Pekan ini, perhatian pelaku pasar akan banyak tersedot pada keputusan penting yang sangat ditunggu yakni FOMC The Fed serta keputusan RDG Bank Indonesia yang hanya berselang 12 jam. Beberapa bank sentral di dunia juga akan mengumumkan kebijakan moneter mereka silih berganti sepanjang pekan ini.

Rupiah sulit mendapatkan sokongan karena kuatnya tekanan eksternal yang melanda sejak keterpilihan Donald Trump dalam Pemilu AS pada 5 November lalu.

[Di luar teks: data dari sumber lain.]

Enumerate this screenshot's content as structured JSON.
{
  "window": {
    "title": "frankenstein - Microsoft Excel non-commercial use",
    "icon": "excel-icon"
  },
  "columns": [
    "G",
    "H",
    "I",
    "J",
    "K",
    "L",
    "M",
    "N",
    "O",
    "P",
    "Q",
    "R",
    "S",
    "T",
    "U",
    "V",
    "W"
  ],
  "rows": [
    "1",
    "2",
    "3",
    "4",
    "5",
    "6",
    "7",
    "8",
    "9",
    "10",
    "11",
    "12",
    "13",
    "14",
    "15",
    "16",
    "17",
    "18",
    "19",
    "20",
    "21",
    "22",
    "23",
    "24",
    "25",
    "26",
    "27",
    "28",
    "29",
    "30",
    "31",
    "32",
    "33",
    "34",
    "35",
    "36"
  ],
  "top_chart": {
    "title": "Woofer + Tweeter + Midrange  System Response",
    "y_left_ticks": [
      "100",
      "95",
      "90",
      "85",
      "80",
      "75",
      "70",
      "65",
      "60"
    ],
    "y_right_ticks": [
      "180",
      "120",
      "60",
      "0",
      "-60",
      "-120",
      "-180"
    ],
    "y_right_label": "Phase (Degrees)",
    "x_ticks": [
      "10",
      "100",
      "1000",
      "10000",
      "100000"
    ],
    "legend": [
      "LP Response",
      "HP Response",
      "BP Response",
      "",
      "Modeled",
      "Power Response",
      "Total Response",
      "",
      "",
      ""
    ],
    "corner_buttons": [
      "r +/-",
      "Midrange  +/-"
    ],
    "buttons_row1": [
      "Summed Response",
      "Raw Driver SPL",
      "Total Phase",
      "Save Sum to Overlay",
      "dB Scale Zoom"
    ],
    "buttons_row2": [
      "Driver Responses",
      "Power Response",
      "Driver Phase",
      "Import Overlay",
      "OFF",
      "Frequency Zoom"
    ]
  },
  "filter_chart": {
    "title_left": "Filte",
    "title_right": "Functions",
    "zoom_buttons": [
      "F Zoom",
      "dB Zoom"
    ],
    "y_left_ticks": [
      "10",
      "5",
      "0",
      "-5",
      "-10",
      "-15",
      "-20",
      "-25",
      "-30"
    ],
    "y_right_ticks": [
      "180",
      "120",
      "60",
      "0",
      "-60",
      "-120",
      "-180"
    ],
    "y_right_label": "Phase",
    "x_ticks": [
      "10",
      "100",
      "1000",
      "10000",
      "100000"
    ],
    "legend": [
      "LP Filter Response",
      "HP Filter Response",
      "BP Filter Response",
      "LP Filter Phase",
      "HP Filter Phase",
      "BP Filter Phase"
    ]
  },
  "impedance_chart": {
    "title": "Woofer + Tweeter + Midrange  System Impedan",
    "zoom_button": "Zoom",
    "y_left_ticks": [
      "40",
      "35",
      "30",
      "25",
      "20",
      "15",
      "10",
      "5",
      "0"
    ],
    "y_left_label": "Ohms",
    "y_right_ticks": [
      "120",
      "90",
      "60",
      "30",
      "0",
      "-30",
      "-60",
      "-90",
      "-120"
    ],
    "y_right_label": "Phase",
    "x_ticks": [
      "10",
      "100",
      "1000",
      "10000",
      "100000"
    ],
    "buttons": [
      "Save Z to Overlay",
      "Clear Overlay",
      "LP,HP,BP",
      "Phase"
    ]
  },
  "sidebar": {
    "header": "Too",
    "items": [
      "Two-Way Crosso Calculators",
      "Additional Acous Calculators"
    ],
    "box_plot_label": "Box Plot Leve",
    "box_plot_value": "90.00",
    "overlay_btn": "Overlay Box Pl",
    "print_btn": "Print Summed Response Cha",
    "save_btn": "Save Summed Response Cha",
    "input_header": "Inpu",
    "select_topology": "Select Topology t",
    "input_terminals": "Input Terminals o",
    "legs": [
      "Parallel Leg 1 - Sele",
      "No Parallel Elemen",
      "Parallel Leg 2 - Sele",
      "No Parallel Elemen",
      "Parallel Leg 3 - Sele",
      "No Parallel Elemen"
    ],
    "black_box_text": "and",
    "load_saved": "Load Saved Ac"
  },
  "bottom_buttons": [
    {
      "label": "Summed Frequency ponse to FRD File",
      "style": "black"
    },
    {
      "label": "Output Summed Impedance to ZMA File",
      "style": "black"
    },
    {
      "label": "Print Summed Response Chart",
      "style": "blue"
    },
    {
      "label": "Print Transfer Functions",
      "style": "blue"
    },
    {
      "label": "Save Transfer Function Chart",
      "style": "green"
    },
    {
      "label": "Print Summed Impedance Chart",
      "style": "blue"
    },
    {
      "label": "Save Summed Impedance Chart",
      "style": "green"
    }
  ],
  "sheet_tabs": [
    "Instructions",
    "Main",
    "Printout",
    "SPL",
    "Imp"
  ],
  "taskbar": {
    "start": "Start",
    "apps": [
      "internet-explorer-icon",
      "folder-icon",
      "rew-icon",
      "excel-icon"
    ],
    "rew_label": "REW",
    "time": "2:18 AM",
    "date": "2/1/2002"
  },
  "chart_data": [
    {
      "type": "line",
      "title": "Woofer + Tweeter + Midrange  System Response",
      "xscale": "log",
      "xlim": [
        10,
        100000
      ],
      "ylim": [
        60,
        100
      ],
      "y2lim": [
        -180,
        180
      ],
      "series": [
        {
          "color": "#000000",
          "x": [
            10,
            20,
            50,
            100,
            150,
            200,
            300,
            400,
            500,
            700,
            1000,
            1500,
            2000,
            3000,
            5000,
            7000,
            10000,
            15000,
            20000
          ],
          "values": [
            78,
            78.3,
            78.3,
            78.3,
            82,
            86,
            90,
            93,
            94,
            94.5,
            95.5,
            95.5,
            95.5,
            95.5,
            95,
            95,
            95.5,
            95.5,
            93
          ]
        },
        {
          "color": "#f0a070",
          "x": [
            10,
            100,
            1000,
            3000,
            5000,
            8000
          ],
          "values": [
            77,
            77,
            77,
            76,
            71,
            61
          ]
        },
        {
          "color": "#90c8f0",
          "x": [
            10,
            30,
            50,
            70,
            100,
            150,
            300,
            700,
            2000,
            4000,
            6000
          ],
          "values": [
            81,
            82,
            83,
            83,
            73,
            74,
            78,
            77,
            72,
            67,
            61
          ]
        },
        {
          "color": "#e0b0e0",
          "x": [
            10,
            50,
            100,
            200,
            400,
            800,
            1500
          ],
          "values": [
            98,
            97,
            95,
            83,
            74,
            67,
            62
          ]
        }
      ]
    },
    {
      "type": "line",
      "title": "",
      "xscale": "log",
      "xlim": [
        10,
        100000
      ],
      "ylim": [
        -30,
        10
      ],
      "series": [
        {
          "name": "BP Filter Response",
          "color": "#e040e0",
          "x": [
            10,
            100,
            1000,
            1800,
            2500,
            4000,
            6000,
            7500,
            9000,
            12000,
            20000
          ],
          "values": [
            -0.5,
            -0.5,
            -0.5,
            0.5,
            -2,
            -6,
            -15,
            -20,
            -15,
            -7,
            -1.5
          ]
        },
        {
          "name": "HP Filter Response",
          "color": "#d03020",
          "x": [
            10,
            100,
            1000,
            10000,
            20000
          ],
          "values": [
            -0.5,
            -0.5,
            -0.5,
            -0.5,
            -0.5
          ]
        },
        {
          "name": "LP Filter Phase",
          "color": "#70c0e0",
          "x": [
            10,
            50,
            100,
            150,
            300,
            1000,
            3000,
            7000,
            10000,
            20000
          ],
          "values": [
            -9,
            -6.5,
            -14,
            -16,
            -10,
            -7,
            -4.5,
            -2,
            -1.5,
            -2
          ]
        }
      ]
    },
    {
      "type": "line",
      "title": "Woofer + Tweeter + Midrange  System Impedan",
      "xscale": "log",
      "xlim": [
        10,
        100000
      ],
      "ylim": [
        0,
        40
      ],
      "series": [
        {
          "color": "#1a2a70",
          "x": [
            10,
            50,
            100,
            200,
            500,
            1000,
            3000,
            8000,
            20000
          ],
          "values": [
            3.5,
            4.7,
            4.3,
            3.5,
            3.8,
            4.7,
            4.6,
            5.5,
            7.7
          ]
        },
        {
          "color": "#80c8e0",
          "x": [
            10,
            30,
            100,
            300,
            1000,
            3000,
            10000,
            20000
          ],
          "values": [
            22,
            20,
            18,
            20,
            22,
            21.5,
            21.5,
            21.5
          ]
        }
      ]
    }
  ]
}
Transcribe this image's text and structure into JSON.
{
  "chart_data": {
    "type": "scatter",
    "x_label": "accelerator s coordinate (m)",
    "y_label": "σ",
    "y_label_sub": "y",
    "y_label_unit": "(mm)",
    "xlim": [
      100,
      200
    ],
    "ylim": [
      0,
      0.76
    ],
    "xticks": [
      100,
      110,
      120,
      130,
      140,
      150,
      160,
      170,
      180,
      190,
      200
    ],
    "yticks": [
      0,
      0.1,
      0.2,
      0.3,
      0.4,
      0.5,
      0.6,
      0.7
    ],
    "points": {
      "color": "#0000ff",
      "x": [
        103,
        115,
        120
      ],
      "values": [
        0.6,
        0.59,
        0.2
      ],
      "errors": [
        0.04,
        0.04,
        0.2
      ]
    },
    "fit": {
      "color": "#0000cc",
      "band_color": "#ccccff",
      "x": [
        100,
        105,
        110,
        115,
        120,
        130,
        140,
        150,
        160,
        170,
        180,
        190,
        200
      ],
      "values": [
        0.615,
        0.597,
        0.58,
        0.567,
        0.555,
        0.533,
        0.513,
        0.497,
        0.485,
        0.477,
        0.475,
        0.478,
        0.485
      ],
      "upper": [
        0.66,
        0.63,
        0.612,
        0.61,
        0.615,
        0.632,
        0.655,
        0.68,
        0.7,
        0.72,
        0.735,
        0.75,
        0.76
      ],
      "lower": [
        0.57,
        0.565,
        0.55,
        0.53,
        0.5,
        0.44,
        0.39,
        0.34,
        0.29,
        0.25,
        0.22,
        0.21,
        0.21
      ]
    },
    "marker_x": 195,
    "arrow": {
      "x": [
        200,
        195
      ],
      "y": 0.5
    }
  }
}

Pernyataan terakhir Gubernur BI Perry Warjiyo pada Sabtu lalu menyiratkan pesimisme yang sulit disembunyikan.

Perry mengatakan, dolar AS saat ini sangat kuat. Sebagai gambaran, sebelum Trump terpilih, indeks dolar AS (DXY) ada di kisaran 101. Namun, sejak awal November sampai saat ini atau dalam rentang 1,5 bulan, indeks dolar sudah di 107 atau naik hampir 76%.

Keperkasaan dolar AS itu melantakkan mata uang lain yang menjadi lawannya, tak terkecuali Indonesia.

"Itulah angin yang sedang kita hadapi. This is the new era that we will enter for the next four years, Trump. And we do not know what will be happen. Itulah dalam kisah film Castaway, itulah yang sedang kita hadapi. Bagaimana kita bisa survive dan terus maju, memacu pertumbuhan dalam dunia yang betul-betul susah diprediksi. Itulah yang kita hadapi sekarang," kata Perry dalam acara Seminar Kafegama: Menuju Pertumbuhan Menuju Indonesia Maju, pada Sabtu lalu.

Konsensus yang dihimpun dari 27 institusi yang disurvei oleh Bloomberg, sampai Minggu malam, menghasilkan median 6%. Hal itu mengindikasikan mayoritas ekonom memprediksi Perry Warjiyo dan kolega akan kembali mempertahankan bunga acuan di level 6%. Namun, sebanyak 12 ekonom dari 27 yang disurvei, memperkirakan BI rate akan dipangkas 25 bps jadi 5,75%.